The Male Partner’s Will and Initiative

In addition to the aforementioned factors, the problem of the lack of male consent can also be linked to a lack of awareness amongst men regarding their agency in ART procedures. Japanese surveys have shown that some male parties do not consider fertility treatment to be a problem directly related to them (Takeya 2021a, b). Similarly, cases C and D can also be considered an example of the male partners’ failure to express their intentions to be involved. If the male partners in these cases had requested that the medical institutions prohibit the use of the frozen embryos when the couples’ relationship came to an end, the medical institutions would not have been able to perform the embryo transfer, and the children would not have been born against the will of the male partners. In these cases, the male parties failed to express their desires, despite the fact that they had the “privilege [unlike in the instance of natural pregnancy] of being able to stop ART without harming the woman’s body before embryo transfer and pregnancy” (Inaba 2022).

What then lies behind the lack of the male party’s proactiveness? One factor is that pregnancy and childbirth are physically related to women. Another possible factor is the lack of discussion on what rights are granted to the male party, the “non-childbearing sex,” in reproductive situations in the first place.

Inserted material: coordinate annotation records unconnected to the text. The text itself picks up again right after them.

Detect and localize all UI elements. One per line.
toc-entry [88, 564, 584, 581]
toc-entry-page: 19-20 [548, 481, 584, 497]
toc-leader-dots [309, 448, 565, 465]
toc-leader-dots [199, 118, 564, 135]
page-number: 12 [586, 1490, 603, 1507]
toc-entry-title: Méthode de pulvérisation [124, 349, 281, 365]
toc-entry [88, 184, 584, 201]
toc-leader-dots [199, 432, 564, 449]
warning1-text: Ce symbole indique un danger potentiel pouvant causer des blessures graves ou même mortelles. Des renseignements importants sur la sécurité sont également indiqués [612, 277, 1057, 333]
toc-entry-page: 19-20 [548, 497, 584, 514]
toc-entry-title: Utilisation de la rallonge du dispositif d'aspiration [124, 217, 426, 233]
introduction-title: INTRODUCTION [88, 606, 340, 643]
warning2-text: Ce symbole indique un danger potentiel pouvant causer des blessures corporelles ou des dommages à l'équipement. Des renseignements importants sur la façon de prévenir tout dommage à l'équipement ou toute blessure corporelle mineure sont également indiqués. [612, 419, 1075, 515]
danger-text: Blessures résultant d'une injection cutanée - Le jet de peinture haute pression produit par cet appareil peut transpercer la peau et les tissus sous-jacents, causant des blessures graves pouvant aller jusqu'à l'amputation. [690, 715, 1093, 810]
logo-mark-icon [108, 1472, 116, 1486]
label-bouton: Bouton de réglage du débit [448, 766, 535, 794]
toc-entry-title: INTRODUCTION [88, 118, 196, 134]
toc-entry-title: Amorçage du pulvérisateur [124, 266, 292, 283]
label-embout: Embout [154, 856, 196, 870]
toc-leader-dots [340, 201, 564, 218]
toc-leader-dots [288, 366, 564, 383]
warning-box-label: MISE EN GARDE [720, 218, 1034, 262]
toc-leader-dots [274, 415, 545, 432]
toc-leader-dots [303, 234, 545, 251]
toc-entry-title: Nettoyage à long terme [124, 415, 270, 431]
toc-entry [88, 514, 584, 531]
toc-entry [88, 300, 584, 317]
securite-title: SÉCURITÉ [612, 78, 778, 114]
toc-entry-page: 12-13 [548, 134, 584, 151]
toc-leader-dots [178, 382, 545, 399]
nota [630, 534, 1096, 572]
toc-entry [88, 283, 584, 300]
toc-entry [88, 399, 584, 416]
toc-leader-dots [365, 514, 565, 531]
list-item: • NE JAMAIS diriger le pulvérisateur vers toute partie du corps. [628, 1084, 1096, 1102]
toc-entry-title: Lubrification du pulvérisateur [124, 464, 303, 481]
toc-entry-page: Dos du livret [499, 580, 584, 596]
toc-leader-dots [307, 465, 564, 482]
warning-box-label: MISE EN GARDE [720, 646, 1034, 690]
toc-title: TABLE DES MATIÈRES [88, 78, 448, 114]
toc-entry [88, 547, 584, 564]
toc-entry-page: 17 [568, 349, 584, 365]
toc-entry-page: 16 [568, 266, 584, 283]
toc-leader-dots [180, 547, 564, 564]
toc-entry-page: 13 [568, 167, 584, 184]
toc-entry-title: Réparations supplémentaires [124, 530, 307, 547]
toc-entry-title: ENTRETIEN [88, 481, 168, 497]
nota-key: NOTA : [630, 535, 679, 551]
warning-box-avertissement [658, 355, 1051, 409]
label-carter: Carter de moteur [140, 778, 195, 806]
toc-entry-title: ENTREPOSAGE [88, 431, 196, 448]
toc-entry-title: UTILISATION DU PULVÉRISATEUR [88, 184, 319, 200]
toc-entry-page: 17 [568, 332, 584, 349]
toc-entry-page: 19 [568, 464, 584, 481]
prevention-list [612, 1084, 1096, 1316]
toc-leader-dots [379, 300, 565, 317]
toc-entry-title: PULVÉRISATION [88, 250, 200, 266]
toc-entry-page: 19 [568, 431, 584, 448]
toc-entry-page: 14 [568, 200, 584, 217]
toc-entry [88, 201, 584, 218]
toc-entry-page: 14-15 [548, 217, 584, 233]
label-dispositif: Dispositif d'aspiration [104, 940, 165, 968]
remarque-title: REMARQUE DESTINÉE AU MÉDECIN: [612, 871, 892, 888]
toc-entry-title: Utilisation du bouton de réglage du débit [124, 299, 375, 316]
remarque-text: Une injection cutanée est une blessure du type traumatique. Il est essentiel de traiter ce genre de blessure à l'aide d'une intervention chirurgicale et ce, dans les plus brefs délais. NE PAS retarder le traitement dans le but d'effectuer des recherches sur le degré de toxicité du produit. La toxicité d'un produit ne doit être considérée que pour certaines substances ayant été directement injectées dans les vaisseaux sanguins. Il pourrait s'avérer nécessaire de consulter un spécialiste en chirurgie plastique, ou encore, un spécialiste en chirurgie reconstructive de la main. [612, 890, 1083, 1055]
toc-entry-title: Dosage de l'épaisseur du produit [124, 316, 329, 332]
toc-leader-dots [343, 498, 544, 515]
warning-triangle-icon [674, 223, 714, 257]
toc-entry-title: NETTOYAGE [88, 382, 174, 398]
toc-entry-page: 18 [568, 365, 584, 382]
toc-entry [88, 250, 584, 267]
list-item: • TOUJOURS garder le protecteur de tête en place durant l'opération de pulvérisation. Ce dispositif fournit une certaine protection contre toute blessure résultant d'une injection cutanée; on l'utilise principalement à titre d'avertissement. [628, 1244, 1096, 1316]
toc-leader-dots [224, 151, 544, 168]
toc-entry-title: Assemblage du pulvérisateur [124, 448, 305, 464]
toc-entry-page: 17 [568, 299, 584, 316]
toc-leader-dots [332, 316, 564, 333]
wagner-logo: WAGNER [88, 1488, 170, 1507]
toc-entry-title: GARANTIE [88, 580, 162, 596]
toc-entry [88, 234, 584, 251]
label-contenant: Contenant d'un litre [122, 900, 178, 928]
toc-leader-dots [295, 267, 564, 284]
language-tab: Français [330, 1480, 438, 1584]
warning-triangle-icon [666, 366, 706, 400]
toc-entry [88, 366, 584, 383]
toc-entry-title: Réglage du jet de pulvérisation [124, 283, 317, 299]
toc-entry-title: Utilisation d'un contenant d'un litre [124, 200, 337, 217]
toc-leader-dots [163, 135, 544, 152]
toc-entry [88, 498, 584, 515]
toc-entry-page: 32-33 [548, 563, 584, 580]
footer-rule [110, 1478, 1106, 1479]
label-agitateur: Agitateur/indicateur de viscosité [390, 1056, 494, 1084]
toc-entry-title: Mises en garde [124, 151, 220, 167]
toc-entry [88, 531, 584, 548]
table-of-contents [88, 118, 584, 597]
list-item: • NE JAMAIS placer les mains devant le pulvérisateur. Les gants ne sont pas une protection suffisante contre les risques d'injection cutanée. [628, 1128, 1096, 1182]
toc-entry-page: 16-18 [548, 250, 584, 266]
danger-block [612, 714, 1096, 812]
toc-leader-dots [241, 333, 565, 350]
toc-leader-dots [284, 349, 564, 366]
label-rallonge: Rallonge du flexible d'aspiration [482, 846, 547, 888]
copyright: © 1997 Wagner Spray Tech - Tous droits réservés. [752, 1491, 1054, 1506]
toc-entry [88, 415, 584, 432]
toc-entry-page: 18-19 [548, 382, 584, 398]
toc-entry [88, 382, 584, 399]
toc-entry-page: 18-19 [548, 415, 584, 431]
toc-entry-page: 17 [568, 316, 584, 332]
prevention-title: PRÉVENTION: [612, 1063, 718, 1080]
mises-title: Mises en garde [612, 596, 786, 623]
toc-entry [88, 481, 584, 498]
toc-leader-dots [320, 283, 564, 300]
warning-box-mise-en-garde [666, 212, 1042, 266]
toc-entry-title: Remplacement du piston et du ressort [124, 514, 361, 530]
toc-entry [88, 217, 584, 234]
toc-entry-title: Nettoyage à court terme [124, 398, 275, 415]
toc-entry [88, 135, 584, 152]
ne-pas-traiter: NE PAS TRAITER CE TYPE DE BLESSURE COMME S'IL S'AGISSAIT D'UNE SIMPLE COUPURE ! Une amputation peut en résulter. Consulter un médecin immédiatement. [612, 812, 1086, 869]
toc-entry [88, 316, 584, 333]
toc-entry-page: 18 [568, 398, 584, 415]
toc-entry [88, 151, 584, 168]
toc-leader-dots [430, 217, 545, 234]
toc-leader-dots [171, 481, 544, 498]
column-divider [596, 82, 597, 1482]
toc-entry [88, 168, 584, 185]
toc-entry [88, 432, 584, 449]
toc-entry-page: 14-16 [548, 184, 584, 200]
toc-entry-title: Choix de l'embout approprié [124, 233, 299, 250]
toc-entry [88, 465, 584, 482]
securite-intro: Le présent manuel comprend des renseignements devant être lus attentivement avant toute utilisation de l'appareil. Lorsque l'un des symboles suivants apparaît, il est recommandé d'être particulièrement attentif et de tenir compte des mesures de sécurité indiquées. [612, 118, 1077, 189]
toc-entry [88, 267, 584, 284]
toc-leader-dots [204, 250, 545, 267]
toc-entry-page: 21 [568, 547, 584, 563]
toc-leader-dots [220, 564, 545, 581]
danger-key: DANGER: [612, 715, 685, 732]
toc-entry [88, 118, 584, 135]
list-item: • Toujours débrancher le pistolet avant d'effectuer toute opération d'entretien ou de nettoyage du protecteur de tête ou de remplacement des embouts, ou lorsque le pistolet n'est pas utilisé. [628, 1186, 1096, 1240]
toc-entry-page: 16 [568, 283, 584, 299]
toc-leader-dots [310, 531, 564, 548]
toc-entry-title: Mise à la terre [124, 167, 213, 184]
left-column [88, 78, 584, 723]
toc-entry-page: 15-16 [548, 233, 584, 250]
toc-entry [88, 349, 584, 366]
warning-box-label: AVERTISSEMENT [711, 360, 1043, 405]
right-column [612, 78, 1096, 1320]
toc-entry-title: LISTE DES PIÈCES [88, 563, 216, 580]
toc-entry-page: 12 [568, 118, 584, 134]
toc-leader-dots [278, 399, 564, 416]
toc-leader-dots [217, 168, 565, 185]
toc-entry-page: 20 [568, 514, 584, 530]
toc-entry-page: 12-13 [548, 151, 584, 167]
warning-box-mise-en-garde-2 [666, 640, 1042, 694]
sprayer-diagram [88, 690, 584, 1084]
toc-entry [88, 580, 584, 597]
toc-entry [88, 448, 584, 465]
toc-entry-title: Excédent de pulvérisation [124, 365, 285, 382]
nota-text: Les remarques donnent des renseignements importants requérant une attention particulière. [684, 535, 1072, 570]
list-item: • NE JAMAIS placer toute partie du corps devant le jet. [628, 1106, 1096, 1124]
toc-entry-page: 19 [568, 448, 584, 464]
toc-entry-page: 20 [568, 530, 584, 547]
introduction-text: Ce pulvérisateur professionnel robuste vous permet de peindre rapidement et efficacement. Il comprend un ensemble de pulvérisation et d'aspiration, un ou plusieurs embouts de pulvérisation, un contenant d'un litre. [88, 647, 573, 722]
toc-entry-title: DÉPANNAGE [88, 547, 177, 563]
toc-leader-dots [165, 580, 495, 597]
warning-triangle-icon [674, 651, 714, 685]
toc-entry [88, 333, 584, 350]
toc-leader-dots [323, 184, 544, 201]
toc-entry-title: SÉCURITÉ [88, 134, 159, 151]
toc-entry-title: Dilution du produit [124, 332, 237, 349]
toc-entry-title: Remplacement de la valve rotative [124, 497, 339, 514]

Men, who are indispensable to reproduction, should be granted the right to self-determination in the area of sex and reproduction to the extent that it does not infringe upon women’s rights. The specifics of this right to self-determination have not been adequately discussed. However, with the recent development of ART, there are now options for pregnancy and childbirth that did not previously exist, and men are increasingly making reproductive decisions without infringing on women’s rights. For example, in the case of natural conception, it is unacceptable for a man to ask a woman to terminate her pregnancy once she becomes pregnant as this would force her to undergo an abortion procedure, which is a surgical invasion of the body. However, as abovementioned, in ART, there is an opportunity to stop the procedure by way of non-consent to transplantation without directly violating the woman’s body. Other examples of situations in which the man’s will is an issue include whether a couple wishing to have a baby should undergo treatment when the man is the cause of infertility or whether they should choose artificial insemination with donor sperm when artificial insemination with their male partner’s sperm is not an option. Furthermore, what is the position of the male partner in preimplantation diagnosis for selecting embryos that are free of genetic diseases? Moreover, how is a man involved in whether to undergo prenatal diagnosis for the fetus? These considerations are all directly or indirectly connected to a male party having or not having a child and are considered to be important issues concerning the personal interests of the male party concerned.